There are many ways that anger can be described. The simplest definition of anger is “an emotional reaction of extreme displeasure.” This emotional reaction often interferes in the communication process between the two partners.
Some of the anger that people experience is good, some bad. Some justified, some unjustified. There are a number of ways in which people traditionally respond to the presence of anger in their lives:
1. They “blow off steam.” They open their mouths and virtually exercise no control over what is said.
2. They delude themselves. They say, “I am not angry;” while all the while sitting there with teeth gritting and fists clenched.
3. They fire “zingers”. Here they concentrate on saying caustic comments to their partner.
4. They shift the blame. They refuse to acknowledge any personal complicity in what has occurred. It is all the other person’s fault.
5. They become mute. They will not talk about it but instead prefer to keep it “bottled up” inside of themselves.
These methods of resolving anger have the same end result: the anger is not corrected but instead becomes more entrenched. It is like a splinter of wood that has gotten into your hand.
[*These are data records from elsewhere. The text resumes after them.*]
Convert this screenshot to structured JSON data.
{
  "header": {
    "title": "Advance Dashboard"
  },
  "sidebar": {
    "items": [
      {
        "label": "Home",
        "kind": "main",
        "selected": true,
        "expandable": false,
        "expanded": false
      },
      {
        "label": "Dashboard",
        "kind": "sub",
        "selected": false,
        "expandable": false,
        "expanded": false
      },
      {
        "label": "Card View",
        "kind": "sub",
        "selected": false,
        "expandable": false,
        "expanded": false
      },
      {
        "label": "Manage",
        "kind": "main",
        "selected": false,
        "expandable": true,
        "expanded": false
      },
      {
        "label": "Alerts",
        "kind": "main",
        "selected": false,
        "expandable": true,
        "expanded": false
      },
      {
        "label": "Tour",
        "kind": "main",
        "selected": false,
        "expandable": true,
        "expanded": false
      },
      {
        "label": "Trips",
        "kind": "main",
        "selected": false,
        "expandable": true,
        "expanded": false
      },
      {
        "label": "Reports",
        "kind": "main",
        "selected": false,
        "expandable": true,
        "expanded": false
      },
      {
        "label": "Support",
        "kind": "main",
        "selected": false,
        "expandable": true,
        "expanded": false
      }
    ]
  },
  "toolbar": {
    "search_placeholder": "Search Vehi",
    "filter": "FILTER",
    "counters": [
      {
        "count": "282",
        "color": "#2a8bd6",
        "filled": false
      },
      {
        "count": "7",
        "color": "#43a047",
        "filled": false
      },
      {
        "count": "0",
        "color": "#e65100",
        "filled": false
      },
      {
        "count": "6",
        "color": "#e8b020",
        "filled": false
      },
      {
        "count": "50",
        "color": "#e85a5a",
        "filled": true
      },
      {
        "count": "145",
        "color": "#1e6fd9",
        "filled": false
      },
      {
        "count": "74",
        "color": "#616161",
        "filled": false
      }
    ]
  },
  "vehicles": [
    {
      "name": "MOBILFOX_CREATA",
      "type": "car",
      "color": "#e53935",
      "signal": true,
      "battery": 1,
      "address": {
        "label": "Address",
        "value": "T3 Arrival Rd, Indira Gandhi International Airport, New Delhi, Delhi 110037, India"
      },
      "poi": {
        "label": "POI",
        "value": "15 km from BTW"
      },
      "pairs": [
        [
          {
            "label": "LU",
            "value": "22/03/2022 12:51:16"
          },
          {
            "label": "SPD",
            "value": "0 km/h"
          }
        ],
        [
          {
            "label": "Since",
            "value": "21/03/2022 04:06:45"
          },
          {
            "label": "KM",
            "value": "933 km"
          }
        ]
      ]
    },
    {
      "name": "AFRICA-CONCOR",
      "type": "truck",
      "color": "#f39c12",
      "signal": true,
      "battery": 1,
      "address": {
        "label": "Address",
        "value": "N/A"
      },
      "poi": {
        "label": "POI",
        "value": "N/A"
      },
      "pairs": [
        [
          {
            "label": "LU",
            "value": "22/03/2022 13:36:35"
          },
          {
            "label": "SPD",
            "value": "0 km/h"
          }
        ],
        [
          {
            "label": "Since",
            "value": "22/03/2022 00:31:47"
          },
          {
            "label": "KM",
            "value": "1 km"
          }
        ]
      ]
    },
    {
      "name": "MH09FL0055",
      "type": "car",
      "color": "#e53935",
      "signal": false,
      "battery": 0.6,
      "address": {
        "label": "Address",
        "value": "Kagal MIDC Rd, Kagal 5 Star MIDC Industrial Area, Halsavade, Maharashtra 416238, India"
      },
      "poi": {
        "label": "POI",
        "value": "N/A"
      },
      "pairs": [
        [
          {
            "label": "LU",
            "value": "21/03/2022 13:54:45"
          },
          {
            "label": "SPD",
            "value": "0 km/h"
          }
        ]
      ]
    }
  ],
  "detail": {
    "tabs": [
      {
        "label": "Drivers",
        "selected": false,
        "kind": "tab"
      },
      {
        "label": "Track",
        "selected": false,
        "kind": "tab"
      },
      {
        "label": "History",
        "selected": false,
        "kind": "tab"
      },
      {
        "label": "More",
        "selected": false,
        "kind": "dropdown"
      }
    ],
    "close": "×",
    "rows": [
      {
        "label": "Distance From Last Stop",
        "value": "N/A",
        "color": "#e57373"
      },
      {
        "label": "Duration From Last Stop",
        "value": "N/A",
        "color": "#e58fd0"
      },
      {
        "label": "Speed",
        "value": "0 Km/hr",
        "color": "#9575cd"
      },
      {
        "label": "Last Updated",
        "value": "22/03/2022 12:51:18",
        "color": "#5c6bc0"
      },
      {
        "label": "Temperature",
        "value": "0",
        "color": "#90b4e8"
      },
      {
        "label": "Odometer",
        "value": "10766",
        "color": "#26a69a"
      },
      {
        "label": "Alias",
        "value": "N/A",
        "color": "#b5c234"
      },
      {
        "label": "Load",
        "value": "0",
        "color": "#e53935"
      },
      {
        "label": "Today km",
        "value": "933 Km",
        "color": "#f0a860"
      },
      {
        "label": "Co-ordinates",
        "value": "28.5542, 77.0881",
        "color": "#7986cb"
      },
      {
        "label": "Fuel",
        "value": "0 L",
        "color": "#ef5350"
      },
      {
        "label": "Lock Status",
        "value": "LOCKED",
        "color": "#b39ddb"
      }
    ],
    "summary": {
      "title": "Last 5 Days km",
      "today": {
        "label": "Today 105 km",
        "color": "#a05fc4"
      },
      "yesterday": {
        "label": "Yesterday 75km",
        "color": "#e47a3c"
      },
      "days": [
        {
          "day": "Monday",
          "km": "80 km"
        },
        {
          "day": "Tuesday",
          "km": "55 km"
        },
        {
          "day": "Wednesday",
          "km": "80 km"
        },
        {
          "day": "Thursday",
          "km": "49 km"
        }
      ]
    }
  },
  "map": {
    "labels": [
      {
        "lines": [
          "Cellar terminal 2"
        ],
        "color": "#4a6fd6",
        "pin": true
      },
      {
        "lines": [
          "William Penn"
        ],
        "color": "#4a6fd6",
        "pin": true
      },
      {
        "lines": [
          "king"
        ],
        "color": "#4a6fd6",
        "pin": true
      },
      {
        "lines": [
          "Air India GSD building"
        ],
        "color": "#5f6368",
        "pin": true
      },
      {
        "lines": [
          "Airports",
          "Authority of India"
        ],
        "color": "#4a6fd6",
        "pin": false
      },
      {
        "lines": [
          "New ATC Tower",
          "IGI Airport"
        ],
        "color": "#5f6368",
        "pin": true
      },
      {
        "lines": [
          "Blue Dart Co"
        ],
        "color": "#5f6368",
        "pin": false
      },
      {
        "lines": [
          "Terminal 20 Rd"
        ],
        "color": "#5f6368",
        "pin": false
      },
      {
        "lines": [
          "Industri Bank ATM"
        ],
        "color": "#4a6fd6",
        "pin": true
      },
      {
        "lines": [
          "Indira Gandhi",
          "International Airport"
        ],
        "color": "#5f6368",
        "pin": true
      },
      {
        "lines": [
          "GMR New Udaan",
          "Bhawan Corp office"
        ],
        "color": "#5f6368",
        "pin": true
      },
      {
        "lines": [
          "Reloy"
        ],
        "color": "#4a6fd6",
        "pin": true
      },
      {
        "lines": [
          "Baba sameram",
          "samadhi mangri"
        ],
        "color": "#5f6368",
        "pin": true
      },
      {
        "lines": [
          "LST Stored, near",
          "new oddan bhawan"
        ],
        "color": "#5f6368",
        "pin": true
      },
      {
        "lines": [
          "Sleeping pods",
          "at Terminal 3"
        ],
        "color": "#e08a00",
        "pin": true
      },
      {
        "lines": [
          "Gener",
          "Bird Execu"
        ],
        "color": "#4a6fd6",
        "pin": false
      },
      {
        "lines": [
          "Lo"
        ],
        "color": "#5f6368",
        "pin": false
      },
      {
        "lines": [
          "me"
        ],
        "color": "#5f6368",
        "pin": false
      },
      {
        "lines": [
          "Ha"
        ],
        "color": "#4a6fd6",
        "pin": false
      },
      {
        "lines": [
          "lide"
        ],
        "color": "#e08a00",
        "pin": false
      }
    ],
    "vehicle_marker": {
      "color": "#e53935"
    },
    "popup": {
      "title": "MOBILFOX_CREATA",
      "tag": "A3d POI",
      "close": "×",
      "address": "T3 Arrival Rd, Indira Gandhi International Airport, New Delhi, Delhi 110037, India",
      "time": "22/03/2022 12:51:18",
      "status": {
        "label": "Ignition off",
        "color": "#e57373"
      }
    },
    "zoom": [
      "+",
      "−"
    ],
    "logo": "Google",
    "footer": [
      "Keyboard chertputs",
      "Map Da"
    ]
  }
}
Unless it is removed, it will fester and the wound will become much more serious.
At different times God was angry with mankind, and since God is holy and sinless then his anger must have been justified. Since God’s anger is always correct, then there must be times when our anger is also correct, justifiable. One of the major dilemmas for us as Christians is determining when our anger is justifiable. How can we know when it is OK to feel this way? Anger is justifiable when it is directed against sin and its results. We should be angry about pornography, child abuse, abortion, adultery and many other things that are clearly the open operation of sin in this world. God is angry at these things, and we also should have a righteous anger toward them.
There is also an anger that comes when our plans are frustrated or when we are treated insensitively. At times the anger we experience resulting from these circumstances is also justifiable. As a general rule, if the anger we are experiencing does not fall into the above categories, then we can be fairly certain that it is not justifiable.
How is the believer to respond to anger? How can you biblically handle this intense emotion in your personal life and relationships? God has not left you without direction in this matter but has provided a standard for evaluation and steps for resolution. The Bible speaks directly to this matter in several passages:
“Refrain from anger and turn from wrath; do not fret--it leads only to evil” (Psalm 37:8).
“A quick-tempered man does foolish things, and a crafty man is hated” (Proverbs 14:17).
“A gentle answer turns away wrath, but a harsh word stirs up anger” (Proverbs 15:1).
“Do not make friends with a hot-tempered man, do not associate with one easily angered, or you may learn his ways and get yourself ensnared” (Proverbs 22:24-25).